Flexibility no longer a lifestyle choice
Australian work norms have changed completely over the last decade and flexible work is a prime example. Once considered the domain of mothers returning to work part-time, job flexibility is now desired by all sections of the professional workforce. From graduates to parents, from busy singletons to those nearing retirement, an increasing number of professionals are now opting to blend work with travel, voluntary work, elder care or further study.
With co-parenting on the rise and more women taking on the role of primary salary earner, it’s also pretty clear that fathers want to spend more quality time caring for their children and have a fulfilling career too. According to research by the Diversity Council Australia, 64% of men say they would like to choose their start and finish times, 56% would like to work a compressed week, 34% would work some regular hours at home if given the option, and 20% would elect to work part-time in order to have greater work/life balance. Worryingly, 18% of men, including 37% of young fathers (aged under 35) have ‘seriously considered’ leaving an organisation due to lack of flexibility.
At a later stage, many professionals also prefer reduced work hours during the last 10 years of their careers in order to ease into a more relaxed lifestyle. This trend will only grow as the age of retirement - and our workforce - creeps ever upwards. The fact is the idea of ‘living to work’ is gradually fading from our workforce culture, even in the most demanding professions founded on the 50-hour week and presenteeism. Instead the desire for work/life balance is the new driver for change and it’s here we still have some work to do as a nation. The recent release of the OECD Better Life Index ranks Australia 29 out of 36 countries in the area of work/life balance, behind New Zealand, the UK and Germany.

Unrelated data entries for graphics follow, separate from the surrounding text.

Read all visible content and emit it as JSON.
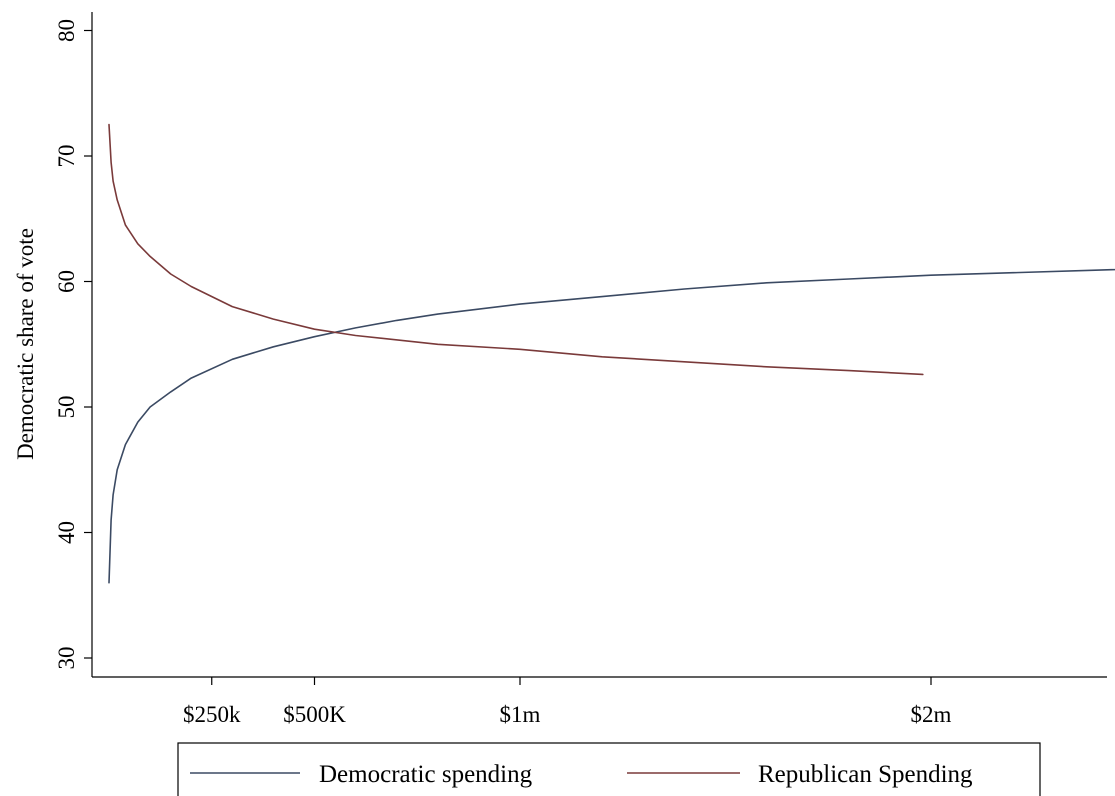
{
  "chart_data": {
    "type": "line",
    "title": "",
    "xlabel": "",
    "ylabel": "Democratic share of vote",
    "ylim": [
      30,
      80
    ],
    "xlim": [
      0,
      2.9
    ],
    "y_ticks": [
      30,
      40,
      50,
      60,
      70,
      80
    ],
    "x_ticks": [
      {
        "value": 0.25,
        "label": "$250k"
      },
      {
        "value": 0.5,
        "label": "$500K"
      },
      {
        "value": 1.0,
        "label": "$1m"
      },
      {
        "value": 2.0,
        "label": "$2m"
      }
    ],
    "x_unit": "millions of dollars",
    "grid": false,
    "legend_position": "bottom",
    "series": [
      {
        "name": "Democratic spending",
        "color": "#3b4a63",
        "x": [
          0.0,
          0.005,
          0.01,
          0.02,
          0.04,
          0.07,
          0.1,
          0.15,
          0.2,
          0.3,
          0.4,
          0.5,
          0.6,
          0.7,
          0.8,
          1.0,
          1.2,
          1.4,
          1.6,
          1.8,
          2.0,
          2.2,
          2.4,
          2.6,
          2.85
        ],
        "values": [
          36.0,
          41.0,
          43.0,
          45.0,
          47.0,
          48.8,
          50.0,
          51.2,
          52.3,
          53.8,
          54.8,
          55.6,
          56.3,
          56.9,
          57.4,
          58.2,
          58.8,
          59.4,
          59.9,
          60.2,
          60.5,
          60.7,
          60.9,
          61.1,
          61.3
        ]
      },
      {
        "name": "Republican Spending",
        "color": "#7a3a3a",
        "x": [
          0.0,
          0.005,
          0.01,
          0.02,
          0.04,
          0.07,
          0.1,
          0.15,
          0.2,
          0.3,
          0.4,
          0.5,
          0.6,
          0.8,
          1.0,
          1.2,
          1.4,
          1.6,
          1.8,
          1.98
        ],
        "values": [
          72.5,
          69.5,
          68.0,
          66.5,
          64.5,
          63.0,
          62.0,
          60.6,
          59.6,
          58.0,
          57.0,
          56.2,
          55.7,
          55.0,
          54.6,
          54.0,
          53.6,
          53.2,
          52.9,
          52.6
        ]
      }
    ]
  }
}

This got me thinking about the importance of work/life balance and flexibility in our own business. It’s not just the many part-time, contract and temporary assignments we fill across accounting, strategy and finance, technology and wealth management each quarter, but the shape of our own workforce. Flexibility and autonomy are highly prized by our consultants and big part of what attracts them to a career at Marshall McAdam. Mirroring the workforce in general, their reasons are many and varied. Some are co-parenting or pursuing post-graduate studies, while others are simply invested in important side projects like music, sport or travel which reinforces the need for ‘flexibility for all.’

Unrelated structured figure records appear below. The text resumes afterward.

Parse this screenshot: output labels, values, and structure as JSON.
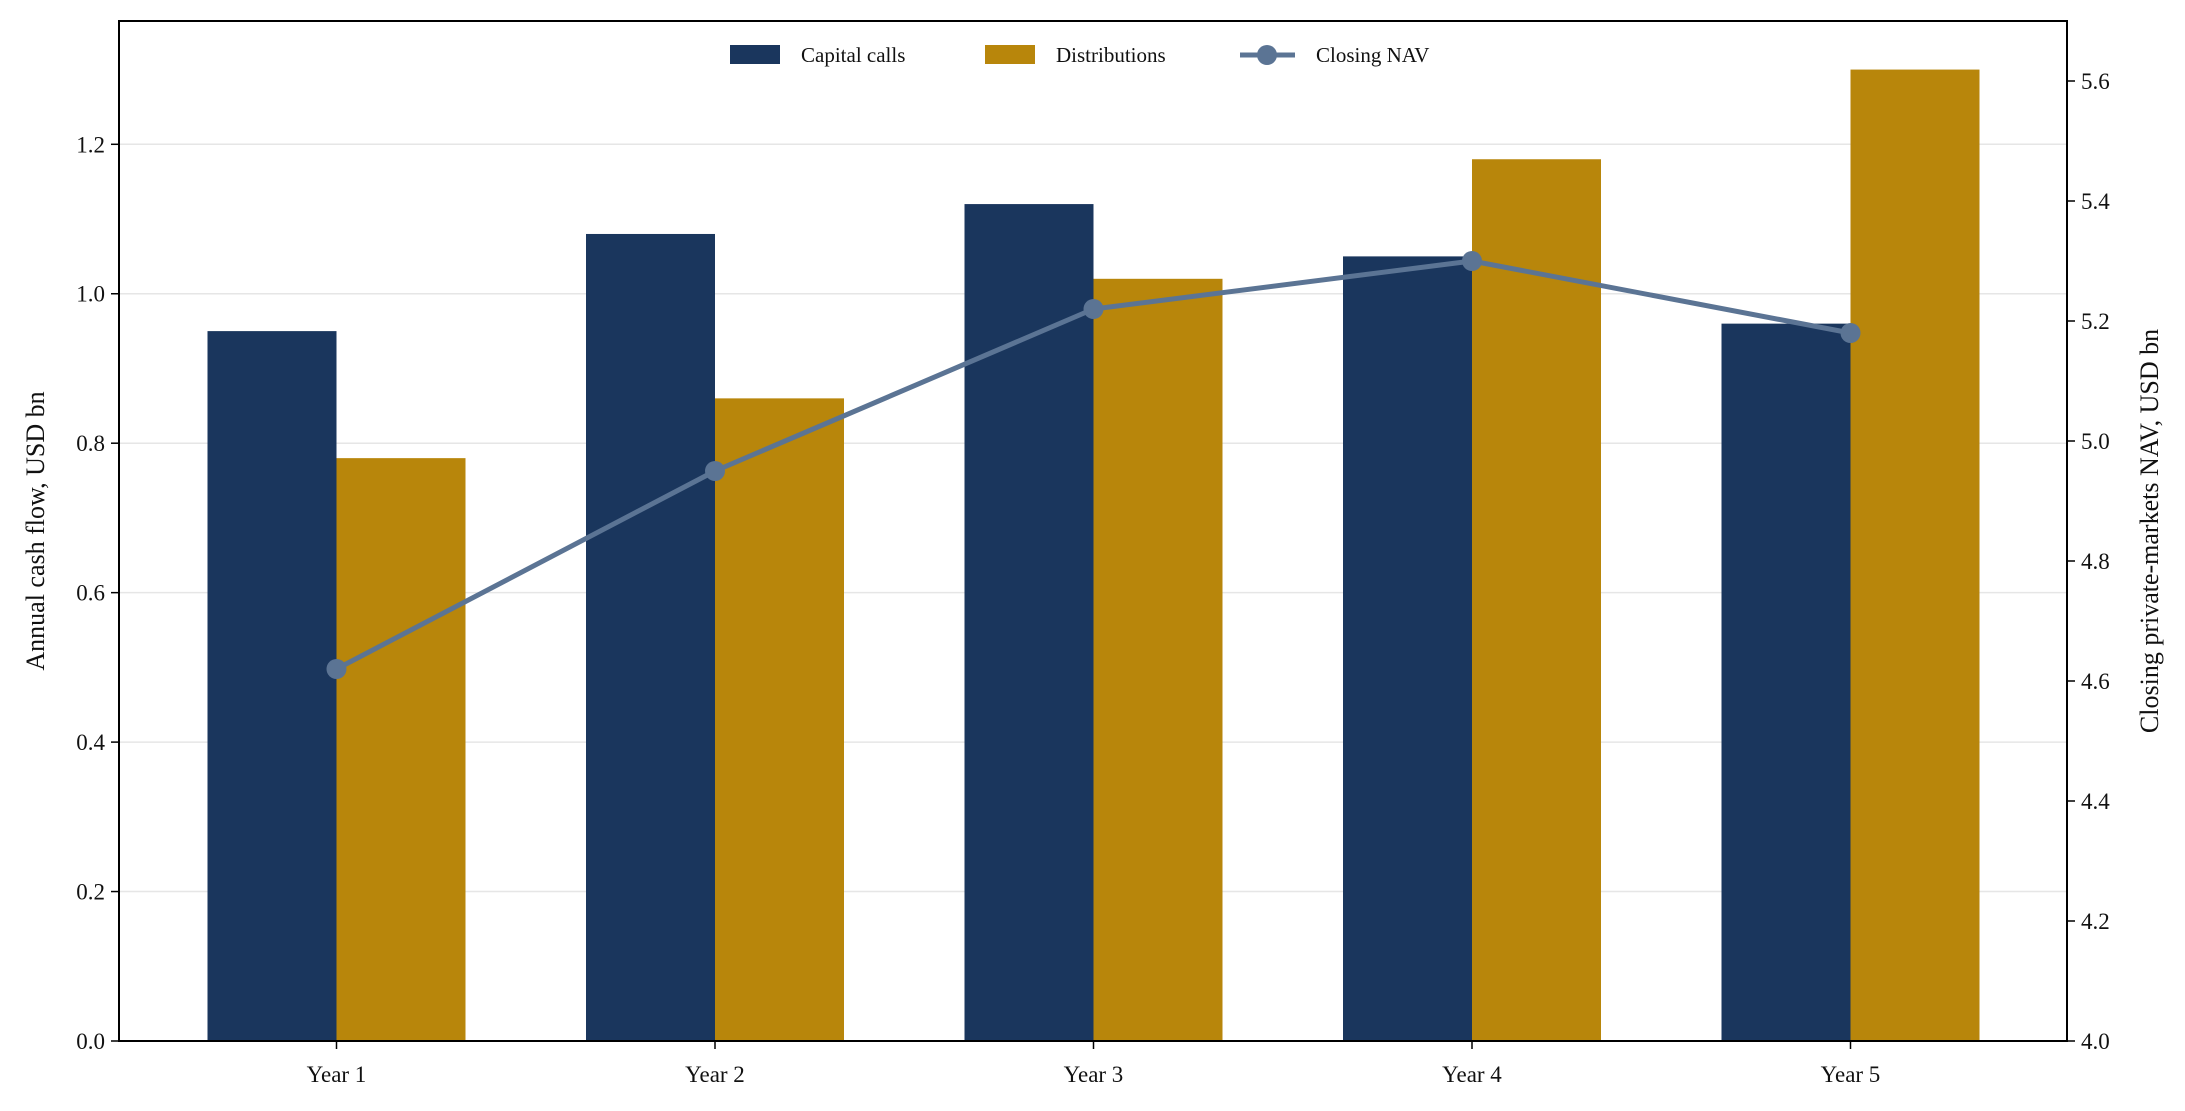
{
  "chart_data": {
    "type": "bar",
    "categories": [
      "Year 1",
      "Year 2",
      "Year 3",
      "Year 4",
      "Year 5"
    ],
    "series": [
      {
        "name": "Capital calls",
        "type": "bar",
        "axis": "left",
        "color": "#1a365d",
        "values": [
          0.95,
          1.08,
          1.12,
          1.05,
          0.96
        ]
      },
      {
        "name": "Distributions",
        "type": "bar",
        "axis": "left",
        "color": "#b8860b",
        "values": [
          0.78,
          0.86,
          1.02,
          1.18,
          1.3
        ]
      },
      {
        "name": "Closing NAV",
        "type": "line",
        "axis": "right",
        "color": "#5b7494",
        "values": [
          4.62,
          4.95,
          5.22,
          5.3,
          5.18
        ]
      }
    ],
    "ylabel": "Annual cash flow, USD bn",
    "y2label": "Closing private-markets NAV, USD bn",
    "ylim": [
      0,
      1.365
    ],
    "y2lim": [
      4.0,
      5.7
    ],
    "yticks": [
      "0.0",
      "0.2",
      "0.4",
      "0.6",
      "0.8",
      "1.0",
      "1.2"
    ],
    "y2ticks": [
      "4.0",
      "4.2",
      "4.4",
      "4.6",
      "4.8",
      "5.0",
      "5.2",
      "5.4",
      "5.6"
    ],
    "grid": true,
    "legend_position": "top-center"
  }
}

In fact, we’ve built a fantastic team by pursuing an agenda of flexibility for the purpose of achieving high performance – evidently this is reflected in our growth over the last five years and a staff retention rate well above the industry average. My firm belief is organisations that don’t have a strategy in place to find, attract, on-board and retain talented people who want flexible work arrangements, will simply miss out on access to a growing part of the talent pool in the future.